His mom Patricia is 88 years old and has vascular dementia.
"Over the last 5 to 7 years, she has really struggled with the mind and being able to think and being able to have cognition at a level where we were all used to her functioning," Smyth said. "My mom was one of the smartest people, more accomplished people I know, and an incredible role model. It was difficult."
He is using his dancing skills to raise money for the Alzheimer's Association. He has been practicing with dance instructor Catherine Noblitt for a few months, getting ready to perform at the Memory Ball Dancing Stars at the end of April.
"This ball is the largest single event we do and it supports our efforts for caring and supporting services for families who are going through this journey, as well as funding research for treatments and hopefully prevention," executive director or the Alzheimer's Association, Greater Maryland, Cass Naugle, said.
"I believe that the greatest healthcare discovery in the next 50 years would be the one that solves the dementia issue," Smyth said.
This event debuted the dance he will perform as he competes against seven other business leaders in the Alzheimer’s Association’s Memory Ball Dancing Stars on April 28, 7 p.m. – midnight, at the Baltimore Marriott Waterfront Hotel.
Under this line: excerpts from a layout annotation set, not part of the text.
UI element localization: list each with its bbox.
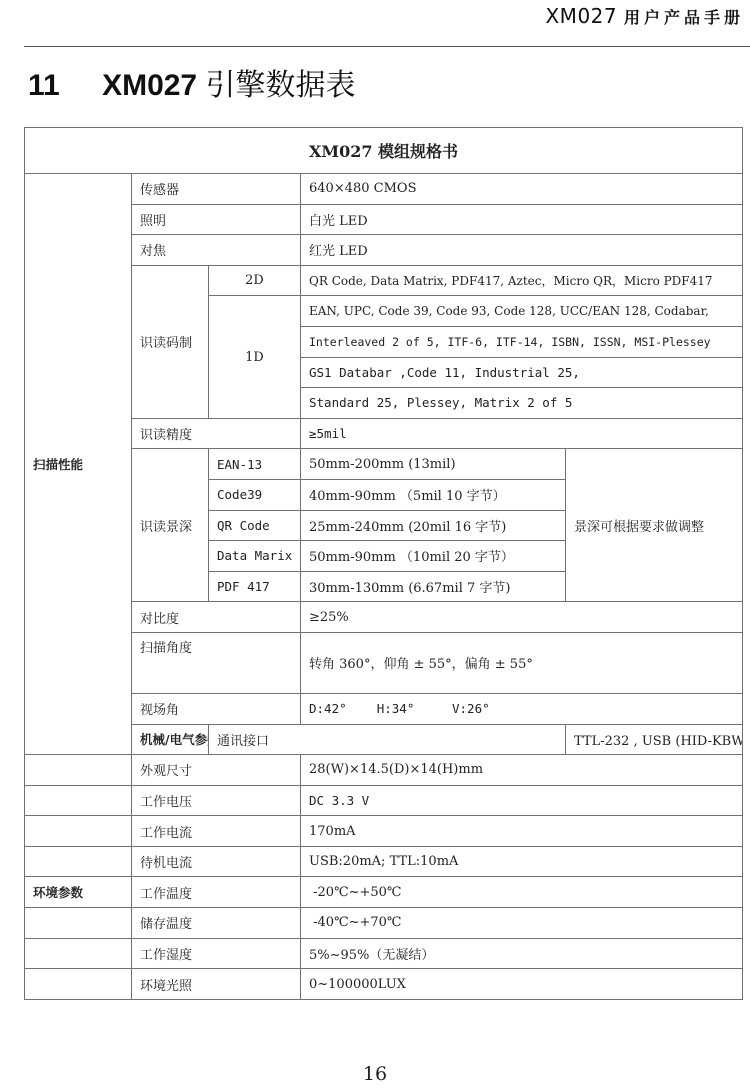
category-empty bbox=[25, 969, 132, 1000]
running-header: XM027 用户产品手册 bbox=[545, 4, 744, 28]
dof-code: QR Code bbox=[209, 510, 301, 541]
page-number: 16 bbox=[0, 1063, 750, 1085]
table-row: 对比度 ≥25% bbox=[25, 602, 743, 633]
row-label: 外观尺寸 bbox=[132, 755, 301, 786]
section-number: 11 bbox=[28, 69, 60, 102]
row-value: -40℃~+70℃ bbox=[301, 908, 743, 939]
row-value-1d-line: Interleaved 2 of 5, ITF-6, ITF-14, ISBN,… bbox=[301, 326, 743, 357]
running-header-title: 用户产品手册 bbox=[624, 8, 744, 27]
row-value: TTL-232 , USB (HID-KBW、虚拟串口) bbox=[566, 724, 743, 755]
sub-label-2d: 2D bbox=[209, 265, 301, 296]
dof-code: Code39 bbox=[209, 479, 301, 510]
table-row: 对焦 红光 LED bbox=[25, 235, 743, 266]
row-value: 5%~95%（无凝结） bbox=[301, 938, 743, 969]
row-value: 640×480 CMOS bbox=[301, 174, 743, 205]
category-empty bbox=[25, 908, 132, 939]
row-value: -20℃~+50℃ bbox=[301, 877, 743, 908]
category-empty bbox=[25, 785, 132, 816]
table-row: 工作电压 DC 3.3 V bbox=[25, 785, 743, 816]
row-value-1d-line: Standard 25, Plessey, Matrix 2 of 5 bbox=[301, 388, 743, 419]
category-empty bbox=[25, 816, 132, 847]
category-empty bbox=[25, 846, 132, 877]
section-title-en: XM027 bbox=[102, 69, 197, 102]
section-title-cn: 引擎数据表 bbox=[205, 68, 355, 103]
table-title-row: XM027 模组规格书 bbox=[25, 128, 743, 174]
row-label: 照明 bbox=[132, 204, 301, 235]
table-row: 机械/电气参数 通讯接口 TTL-232 , USB (HID-KBW、虚拟串口… bbox=[25, 724, 743, 755]
header-rule bbox=[24, 46, 750, 47]
row-label: 工作电流 bbox=[132, 816, 301, 847]
category-mech: 机械/电气参数 bbox=[132, 724, 209, 755]
row-value-2d: QR Code, Data Matrix, PDF417, Aztec，Micr… bbox=[301, 265, 743, 296]
row-value: USB:20mA; TTL:10mA bbox=[301, 846, 743, 877]
row-label: 工作电压 bbox=[132, 785, 301, 816]
dof-value: 25mm-240mm (20mil 16 字节) bbox=[301, 510, 566, 541]
row-value: 0~100000LUX bbox=[301, 969, 743, 1000]
dof-value: 50mm-200mm (13mil) bbox=[301, 449, 566, 480]
row-label: 对比度 bbox=[132, 602, 301, 633]
table-row: 外观尺寸 28(W)×14.5(D)×14(H)mm bbox=[25, 755, 743, 786]
row-label-depth-of-field: 识读景深 bbox=[132, 449, 209, 602]
table-row: 扫描角度 转角 360°，仰角 ± 55°，偏角 ± 55° bbox=[25, 632, 743, 693]
table-row: 环境参数 工作温度 -20℃~+50℃ bbox=[25, 877, 743, 908]
row-value: 红光 LED bbox=[301, 235, 743, 266]
dof-code: PDF 417 bbox=[209, 571, 301, 602]
spec-table: XM027 模组规格书 扫描性能 传感器 640×480 CMOS 照明 白光 … bbox=[24, 127, 743, 1000]
row-value: 转角 360°，仰角 ± 55°，偏角 ± 55° bbox=[301, 632, 743, 693]
table-row: 识读景深 EAN-13 50mm-200mm (13mil) 景深可根据要求做调… bbox=[25, 449, 743, 480]
table-row: 工作电流 170mA bbox=[25, 816, 743, 847]
table-row: 扫描性能 传感器 640×480 CMOS bbox=[25, 174, 743, 205]
row-label: 通讯接口 bbox=[209, 724, 566, 755]
row-label: 待机电流 bbox=[132, 846, 301, 877]
table-row: 识读精度 ≥5mil bbox=[25, 418, 743, 449]
dof-value: 40mm-90mm （5mil 10 字节） bbox=[301, 479, 566, 510]
dof-value: 50mm-90mm （10mil 20 字节） bbox=[301, 541, 566, 572]
dof-value: 30mm-130mm (6.67mil 7 字节) bbox=[301, 571, 566, 602]
sub-label-1d: 1D bbox=[209, 296, 301, 418]
row-label: 扫描角度 bbox=[132, 632, 301, 693]
table-row: 环境光照 0~100000LUX bbox=[25, 969, 743, 1000]
category-scan: 扫描性能 bbox=[25, 174, 132, 755]
row-value: 170mA bbox=[301, 816, 743, 847]
row-value: 28(W)×14.5(D)×14(H)mm bbox=[301, 755, 743, 786]
row-label: 传感器 bbox=[132, 174, 301, 205]
row-value-1d-line: GS1 Databar ,Code 11, Industrial 25, bbox=[301, 357, 743, 388]
row-label: 工作温度 bbox=[132, 877, 301, 908]
table-row: 识读码制 2D QR Code, Data Matrix, PDF417, Az… bbox=[25, 265, 743, 296]
section-title: 11 XM027 引擎数据表 bbox=[28, 60, 355, 104]
dof-code: Data Marix bbox=[209, 541, 301, 572]
table-row: 视场角 D:42° H:34° V:26° bbox=[25, 693, 743, 724]
row-label: 对焦 bbox=[132, 235, 301, 266]
table-row: 待机电流 USB:20mA; TTL:10mA bbox=[25, 846, 743, 877]
row-label: 视场角 bbox=[132, 693, 301, 724]
category-env: 环境参数 bbox=[25, 877, 132, 908]
row-value: D:42° H:34° V:26° bbox=[301, 693, 743, 724]
table-row: 工作湿度 5%~95%（无凝结） bbox=[25, 938, 743, 969]
category-empty bbox=[25, 755, 132, 786]
table-row: 照明 白光 LED bbox=[25, 204, 743, 235]
dof-note: 景深可根据要求做调整 bbox=[566, 449, 743, 602]
row-value: DC 3.3 V bbox=[301, 785, 743, 816]
row-label: 环境光照 bbox=[132, 969, 301, 1000]
category-empty bbox=[25, 938, 132, 969]
running-header-product: XM027 bbox=[545, 4, 617, 28]
row-value: ≥5mil bbox=[301, 418, 743, 449]
row-value: 白光 LED bbox=[301, 204, 743, 235]
row-label: 储存温度 bbox=[132, 908, 301, 939]
dof-code: EAN-13 bbox=[209, 449, 301, 480]
row-label: 工作湿度 bbox=[132, 938, 301, 969]
row-label: 识读精度 bbox=[132, 418, 301, 449]
row-value: ≥25% bbox=[301, 602, 743, 633]
table-title: XM027 模组规格书 bbox=[25, 128, 743, 174]
table-row: 储存温度 -40℃~+70℃ bbox=[25, 908, 743, 939]
row-label-symbologies: 识读码制 bbox=[132, 265, 209, 418]
row-value-1d-line: EAN, UPC, Code 39, Code 93, Code 128, UC… bbox=[301, 296, 743, 327]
The Memory Ball Dancing Stars is a fundraiser that will have local business leaders perform a dance routine to raise funds to benefit the Alzheimer’s Association’s supportive services and medical research funding for the disease. This year’s theme is “American Bandstand through the Decades,” requiring dancers to perform to songs from the 1950s to 1980s. Dr. Smyth and his dance partner will dance to The Spinner’s “Rubberband Man.”
"I’m really excited to do it. We put a lot of hard work into it. It’s a lot of fun and it’s fun to perform," Smyth said.
An audience of 800 is expected at the event and attendees can vote throughout the night. Dancers get votes through the donations they receive. Every dollar they raise counts as a vote. The dancer with the most votes will be the winner of the You’re Our Star trophy. A panel of judges will award the Judges’ Choice winner for the best. Baltimore Mayor Catherine Pugh will be among the judges.
Last year’s Memory Ball raised more than $500,000 and Naugle thinks they will top that this year.